Das südostdalmat. Namensgebiet mit seiner eigenen Namensgebung ist grosso modo jener Raum, der tatsächlich als illyrischer Raum angesehen werden kann. In diesem Raum werden die von antiken Autoren genannten Illyrii proprie dicti verortet (s. gleich). Es gibt auch archäolog. Hinweise, daß in diesem Gebiet eine zusammenhängende Kulturform (d.h. übereinstimmende eisenzeitliche Trachten und Schmuckformen) vorliegt.
 
Danke für die Zitate!

Es ist plausibel, dass mit zunehmendem Kontakt, aus der Nähe betrachtet, die althergebrachte Etikettierung sämtlicher Völker des Ostadriaraumes als "Illyrer" nicht länger aufrecht zu erhalten war. Zu Lebzeiten Plinius war Istrien bereits längst (seit dem Jahr 16 n. Chr.) ein Teil Italiens, und die romanisierten Histrier waren somit römische Bürger. Zu Italien gehörte jedoch nur der Teil der Halbinsel, der als ehemaliges Stammesgebiet der Histrier zu betrachten ist. Die Kvarner Bucht nordöstlich der Rasa (Arsia) d.h. das Siedlungsgebiet der Liburnier gehörte zur Provinz Dalmatien.

Plinius hat wahrscheinlich nicht mehr sehr viel autochtone histrische Kultur oder Sprache vorgefunden. Ich werde bei Titus Livius nachlesen, was er über die Histrier so schreibt und hier posten, wenn sich daraus irgendwelche neuen Erkenntnisse ergeben.
 
Bei Livius (Ab urbe condita, Buch 41) finden sich folgende Hinweise zu den Histriern:
  • Zwei mal werden sie als Barbaren bezeichnet
  • Einmal wird behauptet, sie seien ein reiches Angebot an Speisen nicht gewöhnt
  • Nach der Eroberung der drei größten Städte wird die Beute als "überraschend hoch" bezeichnet, angesichts des armen Landes
  • dennoch erhalten die Legionäre eine deutlich geringere Prämie als z.B. nach der Eroberung Sardiniens
  • Die römische Streitmacht bestand aus 22.400 Mann Infanterie und 900 Reitern
  • Der Name ihres Königs sei Epulo. Es ist möglich, dass das ein Spottname der Römer war, der soviel wie "ich speise" bedeutet hat (von epulare = speisen). Denn die Histrier hatten sich nach der Eroberung eines römischen Lagers am Quellteich des Timavo über die Essensvorräte her gemacht, anstatt über das in Verwirrung geflohene Heer der Römer, das völlig panisch, führungslos und unbewaffnet am Strand umherirrte, wo es eine leichte Beute gewesen wäre. Nachzulesen hier (eine skurrile Story) Livius 41 3
Bei Plinius (von wegen: "Illyrii proprie dicti") ist von Histriern in Istrien überhaupt keine Rede, denn er nennt als Völker zwischen Pula und Triest diese: Incolae Alpium multi populi, sed inlustres a Pola ad Tergestis regionem Fecusses, Subocrini*, Catali, Menoncaleni.

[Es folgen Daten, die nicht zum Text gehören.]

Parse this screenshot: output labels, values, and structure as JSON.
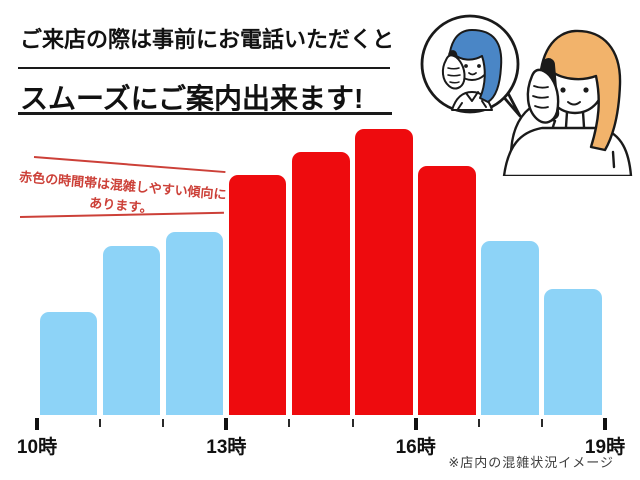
{
  "header": {
    "line1": "ご来店の際は事前にお電話いただくと",
    "line2": "スムーズにご案内出来ます!"
  },
  "annotation": {
    "text_line1": "赤色の時間帯は混雑しやすい傾向に",
    "text_line2": "あります。",
    "color": "#cc4038"
  },
  "illustration": {
    "name": "two-women-phone-call",
    "caller_hair_color": "#f2b36b",
    "operator_hair_color": "#4a86c6",
    "outline_color": "#1a1a1a",
    "phone_color": "#1a1a1a"
  },
  "chart_data": {
    "type": "bar",
    "categories": [
      "10時-11時",
      "11時-12時",
      "12時-13時",
      "13時-14時",
      "14時-15時",
      "15時-16時",
      "16時-17時",
      "17時-18時",
      "18時-19時"
    ],
    "values": [
      36,
      59,
      64,
      84,
      92,
      100,
      87,
      61,
      44
    ],
    "series_colors": [
      "#8dd3f7",
      "#8dd3f7",
      "#8dd3f7",
      "#ee0b0e",
      "#ee0b0e",
      "#ee0b0e",
      "#ee0b0e",
      "#8dd3f7",
      "#8dd3f7"
    ],
    "bar_color_blue": "#8dd3f7",
    "bar_color_red": "#ee0b0e",
    "x_tick_hours": [
      10,
      11,
      12,
      13,
      14,
      15,
      16,
      17,
      18,
      19
    ],
    "x_tick_labels": [
      "10時",
      "13時",
      "16時",
      "19時"
    ],
    "labeled_tick_indices": [
      0,
      3,
      6,
      9
    ],
    "ylim": [
      0,
      100
    ],
    "grid": false,
    "legend": null
  },
  "footnote": "※店内の混雑状況イメージ"
}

Freilich ohne uns mehr als diese Namen zu verraten, die ich auf die schnelle eigentlich nur bei Plinius finden konnte. Und überhaupt:
über welche "Alpen" in Istrien schreibt er denn da in seiner Naturalis historia? Zwischen Pula und Triest gibt es nichts, das die Bezeichnung "Gebirge" verdient. Die Ucka ist als höchster Berg der Halbinsel ist zwar immerhin ein 1400er, aber leider nicht bei Triest befindlich, sondern am anderen Eck, bei Rijeka. Und ausgerechnet dort lebten die Liburner zu Lebzeiten des Plinius, die er jedoch mit keinem Wort erwähnt.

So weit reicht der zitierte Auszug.